The Shared Prosperity Fund (SPF) proposals

There is now a general disquiet in non-governmental circles around the substantially stalled process to develop the new SPF. It is no longer controversial to acknowledge that this paralysis is a product of the shattering of both parliament and government by the consequences of the 2016 Brexit referendum. The premise of SPF is or was that it would replace the EU structural and investment funds (ESIF) in the UK.

ESIF is worth around £2.4 billion a year to the UK, and it is a multi-annual fund with a legal base (similar to the Comprehensive Spending Review process in the UK but with stronger laws). In the 1980s the ESIF method of locally managed but internationally audited programmes emerged, the previous method had been one of many small projects, and all directly managed in Brussels. Throughout the 1990s UK local authorities strongly defended the ESIF method because it gave local control and multi-annual certainty over substantial capital and revenue funds. For the same reasons Whitehall and ministers felt by-passed but could not change the EU consensus.

As a case study (from this writer’s experience 1991-2002) Manchester City Council established a Resource Procurement Group which brought together various EU and UK funds to operate multi-funded neighbourhood programmes which dovetailed the various funds into local priority projects, providing a continuity of local provision almost regardless of the annual variations, new funds starting, and older funds being closed. Many such funds were area based and deprivation based (often two sides of the same coin) and it was the collapse of these UK area based funds from 2010 that has impacted hard on local authority finances, and especially in the urban north. So to some extent, the details of the SPF’s possible operations are second-order matters to the overall level of funding available, and to the multi-annual stability of such ‘guaranteed’ funds. In these regards the ESIF arrangements have consistently set a higher standard than UK public funds. That is point one.

The second point is also contextual, but perhaps even more important.
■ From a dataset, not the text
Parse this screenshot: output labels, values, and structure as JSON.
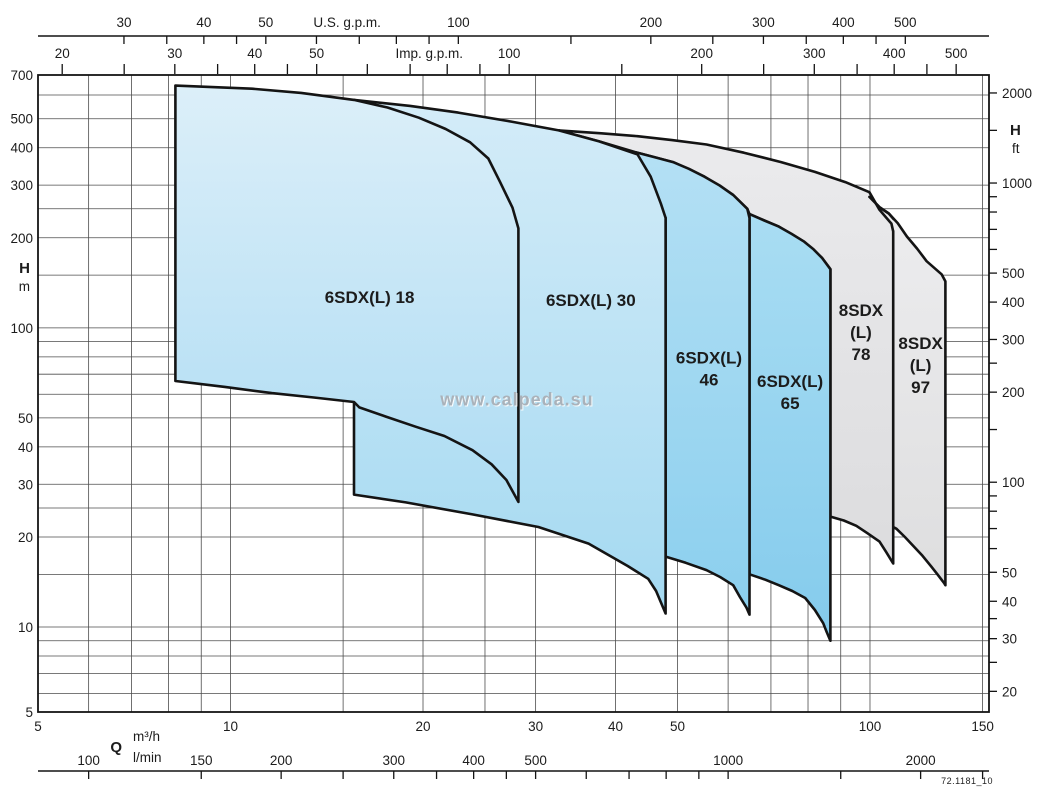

There is already a consensus that historians will remark of the failure by government at the time to go into the 2016 referendum with any plan about what to do if people voted to leave. Now, in 2019, we risk the reverse happening. If the UK finds itself remaining in the EU, either by a further decisive moment or by a drift of general inertia and weariness, again we have no plan, this time to remain. The current ESIF multi-annual period ends on 31 December 2020, and already the legal and political discussions are well advanced for the 2021-onward next period.

So the question is, given the impossibility of government for contingency planning – then to leave or now to remain – what needs to be done in the towns, cities and rural areas of the UK where prosperity has left?

At one level we can assemble a programme of what might be called typically needed projects: revitalising High Streets, reducing childhood obesity and ill-health, supporting people of all ages into careers in the service sectors, building up the arts and cultural experience-economy alongside existing retail and its similar consumption-economy which, in green terms, need to be modified if we are to move towards sustainable economies and places.

But behind the scenes, we also need the ability to plan across years: to mix capital and revenue funds within one coherent programme, mindful that regeneration and sustainable communities (cross-party, from Michael Heseltine to John Prescott) requires interventions of a length that changes the next generation for good whatever the short-term changes in the position of the electoral cycle. To understand this is to appreciate that even a CSR timescale is short-term in terms of achieving regeneration and sustainable communities.

Finally, a comment on capital programmes. A key change in Whitehall since the mid-1990s has been the loss of experienced staff in terms of running a capital programme. Whether this loss was caused by the move to PFI will be another matter for historians, but the effect has been that departments tend to still be able to control revenue programmes but they outsource their capital programmes, for example to construction firms or to rail operators. This has an unwanted effect of removing long-term planning within departmental spending strategies, with a focus now limited on annual settlements and periodically a CSR, but not further ahead. Sadly this also applies to HM Treasury, which has increasingly become a career stepping stone rather than a destination.

Next steps

There will be any number of organisations and worthwhile local projects seeking whatever funding is possible, even if only for a few months, such is the level of austerity and deprivation being faced in many areas of Britain where prosperity has left. The awful long-term trend of now shortening lifespans for poorer people is the KPI here.

This immediate need must be addressed, but for long-term generational improvements we need to also start on capacity building the ecosystems (public, voluntary, cultural, private) behind these projects (such as with ESIF technical assistance funds and whatever UK equivalents can be found as well) so that future generations get a chance again to experience sustainable prosperity and wellbeing.